The Daily Star is the British newspaper that offered Sun readers something more mentally stimulating, or at least, some slightly longer words. It was the latest and last new newspaper to be published in the country since the Daily Worker, now named The Morning Star, a left-wing journal easily distinguished from its tabloid name-alike by the absence of boobs. The Daily Star, or just "the Star" is somewhat to the right of center, though focusing less on the political balance between left and right and more on keeping the boobs equally sized and preferably equidistant from the center. As such it continues the tradition of topless "Babes" established by The Sun's page three girls, and wouldn't last ten seconds in the USA, where nudity at the breakfast table has yet to make an impression on the print media. I must admit, after years in the States I was almost embarrassed to look at the Babes page here even though when I lived in England, I wouldn't have looked twice. Well, maybe just twice. But not thought much of it. How different we are here, happily selling such brain-dead nonsense as "Obama baby found on Moon" at the checkouts but balking at the odd pair of boobs with our breakfast bacon.
Apart from the photographic interest, the paper is largely concerned with the lighter side of the news, plus celeb gossip and sports. If the serious news happens to be sensational and hopefully involves celebs, sportsmen, royals, or vegetables shaped like the Virgin Mary, this is the place to read it. Or if not read it, at least look at the pictures.
But it's more intellectually challenging than its major rival, The Sun. According to Google, a massive 86% of readers are at the "intermediate" level, while The Sun manages only 70% and has double the amount of "basic" readers. Neither does terribly well in the "advanced" league, scoring 2%, but that's no huge surprise, because both papers know their markets and don't mess with them.
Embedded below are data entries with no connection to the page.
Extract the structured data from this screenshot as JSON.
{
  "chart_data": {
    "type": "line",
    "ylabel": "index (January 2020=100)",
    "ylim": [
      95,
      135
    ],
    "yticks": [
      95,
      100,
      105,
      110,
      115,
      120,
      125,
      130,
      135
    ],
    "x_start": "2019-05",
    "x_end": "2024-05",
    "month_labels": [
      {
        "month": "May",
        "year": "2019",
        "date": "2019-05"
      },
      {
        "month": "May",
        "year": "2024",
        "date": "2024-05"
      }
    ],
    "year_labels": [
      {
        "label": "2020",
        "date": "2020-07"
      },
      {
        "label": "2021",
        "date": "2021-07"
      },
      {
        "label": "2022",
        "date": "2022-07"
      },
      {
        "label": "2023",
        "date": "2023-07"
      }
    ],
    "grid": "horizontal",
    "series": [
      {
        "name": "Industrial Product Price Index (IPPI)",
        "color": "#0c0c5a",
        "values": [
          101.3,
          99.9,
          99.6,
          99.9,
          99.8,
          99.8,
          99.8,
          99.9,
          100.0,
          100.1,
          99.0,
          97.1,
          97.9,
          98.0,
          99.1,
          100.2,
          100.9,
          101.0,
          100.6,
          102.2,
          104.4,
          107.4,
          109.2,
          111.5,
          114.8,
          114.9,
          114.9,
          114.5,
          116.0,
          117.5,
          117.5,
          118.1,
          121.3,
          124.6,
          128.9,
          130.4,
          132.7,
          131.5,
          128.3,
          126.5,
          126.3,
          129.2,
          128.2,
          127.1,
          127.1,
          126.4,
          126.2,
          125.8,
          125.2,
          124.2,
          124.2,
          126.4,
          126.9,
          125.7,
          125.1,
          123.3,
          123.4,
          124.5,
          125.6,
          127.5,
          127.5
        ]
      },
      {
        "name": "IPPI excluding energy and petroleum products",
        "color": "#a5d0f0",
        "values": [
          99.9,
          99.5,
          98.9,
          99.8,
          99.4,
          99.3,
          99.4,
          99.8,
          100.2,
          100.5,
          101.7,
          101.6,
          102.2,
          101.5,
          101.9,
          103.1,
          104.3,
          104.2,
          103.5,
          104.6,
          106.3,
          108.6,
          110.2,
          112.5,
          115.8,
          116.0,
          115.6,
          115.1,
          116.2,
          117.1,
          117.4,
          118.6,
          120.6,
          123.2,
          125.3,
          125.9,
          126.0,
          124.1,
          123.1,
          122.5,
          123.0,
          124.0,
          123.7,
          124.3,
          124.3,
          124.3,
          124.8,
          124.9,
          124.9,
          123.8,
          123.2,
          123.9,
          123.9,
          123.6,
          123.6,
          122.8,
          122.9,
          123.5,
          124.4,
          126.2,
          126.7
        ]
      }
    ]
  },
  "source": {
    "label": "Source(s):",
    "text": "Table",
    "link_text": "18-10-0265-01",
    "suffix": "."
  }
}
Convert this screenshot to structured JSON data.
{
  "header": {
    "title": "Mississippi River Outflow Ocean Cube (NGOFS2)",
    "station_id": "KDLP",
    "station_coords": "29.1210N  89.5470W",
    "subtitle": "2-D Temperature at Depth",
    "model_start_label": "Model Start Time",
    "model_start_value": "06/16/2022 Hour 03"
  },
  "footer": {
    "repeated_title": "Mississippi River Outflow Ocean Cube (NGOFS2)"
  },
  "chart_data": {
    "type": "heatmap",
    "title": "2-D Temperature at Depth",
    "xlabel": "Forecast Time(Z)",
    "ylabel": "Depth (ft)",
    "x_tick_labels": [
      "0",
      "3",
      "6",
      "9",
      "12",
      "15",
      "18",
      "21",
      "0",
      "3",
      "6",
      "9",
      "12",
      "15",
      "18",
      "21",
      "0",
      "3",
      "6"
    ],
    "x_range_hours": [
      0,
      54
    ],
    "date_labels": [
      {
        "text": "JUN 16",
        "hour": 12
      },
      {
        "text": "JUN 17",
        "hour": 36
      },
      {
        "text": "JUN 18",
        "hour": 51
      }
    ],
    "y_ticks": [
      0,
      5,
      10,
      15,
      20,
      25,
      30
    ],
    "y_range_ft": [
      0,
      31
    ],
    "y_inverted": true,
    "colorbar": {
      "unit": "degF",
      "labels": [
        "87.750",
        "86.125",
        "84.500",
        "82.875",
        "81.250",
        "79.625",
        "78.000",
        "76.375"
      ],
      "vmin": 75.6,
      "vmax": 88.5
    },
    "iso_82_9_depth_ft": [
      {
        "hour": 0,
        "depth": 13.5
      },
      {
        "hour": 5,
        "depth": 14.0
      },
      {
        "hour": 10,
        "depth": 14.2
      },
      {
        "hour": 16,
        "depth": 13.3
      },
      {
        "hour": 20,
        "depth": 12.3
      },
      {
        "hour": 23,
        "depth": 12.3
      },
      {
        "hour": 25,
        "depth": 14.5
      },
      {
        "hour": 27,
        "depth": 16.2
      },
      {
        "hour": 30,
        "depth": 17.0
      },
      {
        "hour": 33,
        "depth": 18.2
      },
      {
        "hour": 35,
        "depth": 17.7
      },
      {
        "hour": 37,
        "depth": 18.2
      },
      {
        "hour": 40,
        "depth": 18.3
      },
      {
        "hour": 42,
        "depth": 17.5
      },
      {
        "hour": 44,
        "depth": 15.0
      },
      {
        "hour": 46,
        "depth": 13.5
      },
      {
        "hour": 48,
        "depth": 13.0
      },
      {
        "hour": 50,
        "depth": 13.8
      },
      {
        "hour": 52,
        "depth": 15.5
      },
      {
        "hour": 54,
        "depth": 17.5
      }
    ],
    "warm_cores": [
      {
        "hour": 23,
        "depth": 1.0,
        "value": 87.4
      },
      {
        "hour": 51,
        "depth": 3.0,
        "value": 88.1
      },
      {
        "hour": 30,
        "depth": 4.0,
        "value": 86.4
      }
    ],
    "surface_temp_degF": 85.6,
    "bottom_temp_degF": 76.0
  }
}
Nobody out-Murdochs Murdoch, which means that the Star might attract some Sun readers, but can't hope to achieve the same crass vulgarity which its mortal enemy pulls off so effortlessly. It claims to be Britain's most successful newspaper, but I don't know what it's the most successful at, as it's not saying.
If you're an expat, a trip to the website will fill you with either nostalgia or despair for the old country. I guess, like the topless babes, it all depends how you look at it.